Monroe County Emergency Management will continue to monitor Tropical Depression Eta in conjunction with National Weather Service Key West (NWSKW). The track and intensity of Eta continues to be highly uncertain on what looks like will be a large and disheveled system when it reaches the Florida Keys. Tropical storm force sustained winds may begin in the Florida Keys as early as Sunday morning, but are more likely to begin Sunday night.
The National Weather Service’s Jon Rizzo said the system will affect the entire Florida Keys with a large wind field and potential winds of 60 to 65 mph. “Now is the time to prepare for strong sustained tropical storm wind conditions,” he said.
The structure of the system does not look like it will lead to rapid intensification, Rizzo said, but a category 1 hurricane is not off the table, but highly unlikely. With Eta’s current track, he stressed that a variety of threats like isolated tornadoes, damaging winds, and flooding rains that can uproot trees due to saturated ground can be expected. He also said coastal flooding with tides one to two feet higher than what the Florida Keys are experiencing right now can occur.
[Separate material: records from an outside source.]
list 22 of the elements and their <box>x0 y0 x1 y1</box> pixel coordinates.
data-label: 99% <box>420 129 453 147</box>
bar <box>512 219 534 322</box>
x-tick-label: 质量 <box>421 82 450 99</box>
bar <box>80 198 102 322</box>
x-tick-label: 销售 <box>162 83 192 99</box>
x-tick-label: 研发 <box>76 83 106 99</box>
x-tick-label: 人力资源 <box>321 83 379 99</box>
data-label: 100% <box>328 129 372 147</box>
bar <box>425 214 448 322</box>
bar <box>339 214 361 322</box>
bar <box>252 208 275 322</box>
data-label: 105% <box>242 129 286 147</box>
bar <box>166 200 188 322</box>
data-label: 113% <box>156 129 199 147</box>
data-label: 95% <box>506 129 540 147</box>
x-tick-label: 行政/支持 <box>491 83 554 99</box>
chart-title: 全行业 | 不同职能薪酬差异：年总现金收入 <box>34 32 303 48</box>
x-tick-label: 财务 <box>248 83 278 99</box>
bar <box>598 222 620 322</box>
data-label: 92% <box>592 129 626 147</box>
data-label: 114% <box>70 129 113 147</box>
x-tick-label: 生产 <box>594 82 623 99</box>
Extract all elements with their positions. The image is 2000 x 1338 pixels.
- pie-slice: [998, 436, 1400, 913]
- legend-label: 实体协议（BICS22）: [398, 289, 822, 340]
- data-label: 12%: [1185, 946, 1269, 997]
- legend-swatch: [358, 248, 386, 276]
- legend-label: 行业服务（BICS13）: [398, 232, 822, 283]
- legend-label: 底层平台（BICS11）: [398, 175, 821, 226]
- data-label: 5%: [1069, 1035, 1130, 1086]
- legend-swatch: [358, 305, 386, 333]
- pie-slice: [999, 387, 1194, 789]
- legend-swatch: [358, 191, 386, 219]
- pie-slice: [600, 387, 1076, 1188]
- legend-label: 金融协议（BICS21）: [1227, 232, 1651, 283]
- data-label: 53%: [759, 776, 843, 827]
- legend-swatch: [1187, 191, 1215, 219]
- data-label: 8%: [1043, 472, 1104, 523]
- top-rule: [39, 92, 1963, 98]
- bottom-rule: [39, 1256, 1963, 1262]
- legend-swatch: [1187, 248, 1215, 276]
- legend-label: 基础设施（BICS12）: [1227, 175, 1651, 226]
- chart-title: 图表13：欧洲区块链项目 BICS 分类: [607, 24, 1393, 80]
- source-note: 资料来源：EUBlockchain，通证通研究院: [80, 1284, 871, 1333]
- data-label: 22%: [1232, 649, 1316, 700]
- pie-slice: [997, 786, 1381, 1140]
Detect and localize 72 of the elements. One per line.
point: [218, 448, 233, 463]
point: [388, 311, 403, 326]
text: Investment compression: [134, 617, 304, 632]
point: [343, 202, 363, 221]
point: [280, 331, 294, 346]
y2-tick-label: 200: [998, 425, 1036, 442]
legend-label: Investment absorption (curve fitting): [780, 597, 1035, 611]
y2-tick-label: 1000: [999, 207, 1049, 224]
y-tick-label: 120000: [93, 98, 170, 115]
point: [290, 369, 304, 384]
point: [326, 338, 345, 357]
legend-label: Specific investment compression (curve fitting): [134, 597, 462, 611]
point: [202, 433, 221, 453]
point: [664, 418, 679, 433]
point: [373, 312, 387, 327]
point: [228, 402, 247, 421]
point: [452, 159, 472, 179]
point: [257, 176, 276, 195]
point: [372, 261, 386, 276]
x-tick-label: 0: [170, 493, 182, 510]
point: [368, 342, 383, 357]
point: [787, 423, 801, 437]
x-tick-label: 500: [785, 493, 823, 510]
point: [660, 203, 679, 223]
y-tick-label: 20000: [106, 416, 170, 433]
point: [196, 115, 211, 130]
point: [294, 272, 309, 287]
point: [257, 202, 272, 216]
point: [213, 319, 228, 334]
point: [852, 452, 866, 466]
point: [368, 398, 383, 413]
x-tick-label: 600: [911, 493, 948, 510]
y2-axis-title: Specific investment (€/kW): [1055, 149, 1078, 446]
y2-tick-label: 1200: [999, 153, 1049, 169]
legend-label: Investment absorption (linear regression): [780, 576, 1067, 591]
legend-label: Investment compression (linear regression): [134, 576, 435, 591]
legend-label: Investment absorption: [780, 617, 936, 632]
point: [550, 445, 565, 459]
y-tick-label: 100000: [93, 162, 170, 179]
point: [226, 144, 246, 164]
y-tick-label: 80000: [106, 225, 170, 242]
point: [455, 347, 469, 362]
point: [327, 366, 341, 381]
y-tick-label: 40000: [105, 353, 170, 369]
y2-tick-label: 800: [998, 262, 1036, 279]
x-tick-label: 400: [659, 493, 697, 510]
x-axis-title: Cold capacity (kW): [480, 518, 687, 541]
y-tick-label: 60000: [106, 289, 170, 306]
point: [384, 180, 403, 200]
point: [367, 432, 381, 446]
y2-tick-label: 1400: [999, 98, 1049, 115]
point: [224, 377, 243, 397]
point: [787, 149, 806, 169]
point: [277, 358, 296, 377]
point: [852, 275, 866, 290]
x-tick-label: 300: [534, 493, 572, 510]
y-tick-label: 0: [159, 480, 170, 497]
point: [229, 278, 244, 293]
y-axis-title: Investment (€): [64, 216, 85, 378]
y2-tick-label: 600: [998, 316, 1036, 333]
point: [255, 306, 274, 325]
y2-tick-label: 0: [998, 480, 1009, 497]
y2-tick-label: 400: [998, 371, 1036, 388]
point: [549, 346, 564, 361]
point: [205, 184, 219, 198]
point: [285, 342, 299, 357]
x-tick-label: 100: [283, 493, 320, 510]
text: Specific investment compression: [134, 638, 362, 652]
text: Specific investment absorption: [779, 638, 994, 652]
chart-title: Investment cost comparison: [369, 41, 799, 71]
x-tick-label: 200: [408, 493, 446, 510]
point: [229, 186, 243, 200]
The NWSKW will release storm surge modeling about 24-48 hours before expected impacts, with the oceanside areas of the Florida Keys being more affected in addition to some bayside areas that typically experience these conditions.
Monroe County Emergency Management Director Shannon Weiner said she does not see a need with the current forecast for a visitor evacuation and will be evaluating the need for local general population sheltering for those who liveaboard boats, mobile homes, or are homeless.
Additional information regarding Eta will be released tomorrow.